To come out of the tunnel of chaos, you must clean yourself of ego, prejudice, expectations, etc… This part in the journey, we call “Catharsis”. It’s a latin term meaning “to clean out”. One of the places in our conversations with this team dealt specifically within the arena of expectations vs. hopes. Let’s expand that more here.
When I expect something of someone and I do not receive it, I begin to harbor very negative emotions towards them. But if I rather hold out my hopes towards them, expressing what I would like, but do not expect, the level of conflict will be greatly condensed. Here’s an example:
I would hope that people in my community would watch our kids once a week so that Natalie and I don’t have to pay a babysitter. NOW, that’s a fair thing to hope for, but when it doesn’t happen (because people are busy, they don’t want to watch 3 kids by themselves, whatever…) I can’t be disappointed. We made the choice to be married, have three kids, etc… the burden of responsibility rests on our shoulders. To get what we need is our responsibility, not our community’s.

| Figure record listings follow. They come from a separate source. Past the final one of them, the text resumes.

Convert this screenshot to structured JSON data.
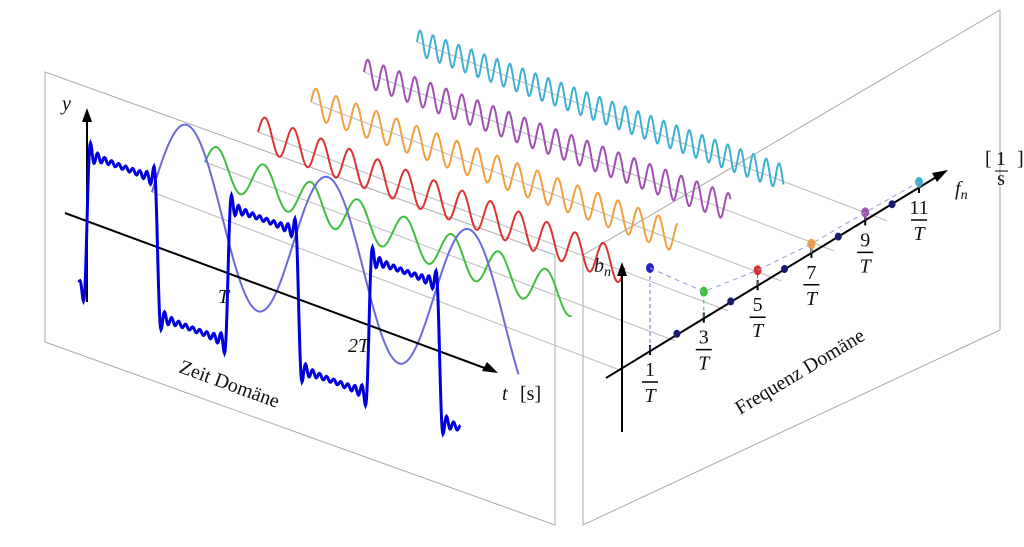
{
  "time_domain": {
    "y_label": "y",
    "x_label": "t",
    "x_unit": "[s]",
    "ticks": [
      "T",
      "2T"
    ],
    "title": "Zeit Domäne"
  },
  "frequency_domain": {
    "y_label": "b",
    "y_sub": "n",
    "x_label": "f",
    "x_sub": "n",
    "x_unit_num": "1",
    "x_unit_den": "s",
    "ticks": [
      {
        "num": "1",
        "den": "T"
      },
      {
        "num": "3",
        "den": "T"
      },
      {
        "num": "5",
        "den": "T"
      },
      {
        "num": "7",
        "den": "T"
      },
      {
        "num": "9",
        "den": "T"
      },
      {
        "num": "11",
        "den": "T"
      }
    ],
    "title": "Frequenz Domäne"
  }
}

Now let’s flip this. If I EXPECT my community to watch my kids and they don’t, what happens? I get angry, I harbor negative feelings towards others that aren’t fair, etc…
To move into deep community with people requires me to relinquish my expectations and reframe them into my hopes. Be careful though, I think you still need to have certain expectations of people and make those known (like, I expect you not to physically harm me when we greet each other, or whatever…) but I would suggest that 9 times out of 10, conflict that arises in a community stems from people having expectations that should remain at the hope level.
In this place of Catharsis, we must evaluate those things we must clean from ourselves (like expectations) so that we can willingly hear and tell the truth to and from one another.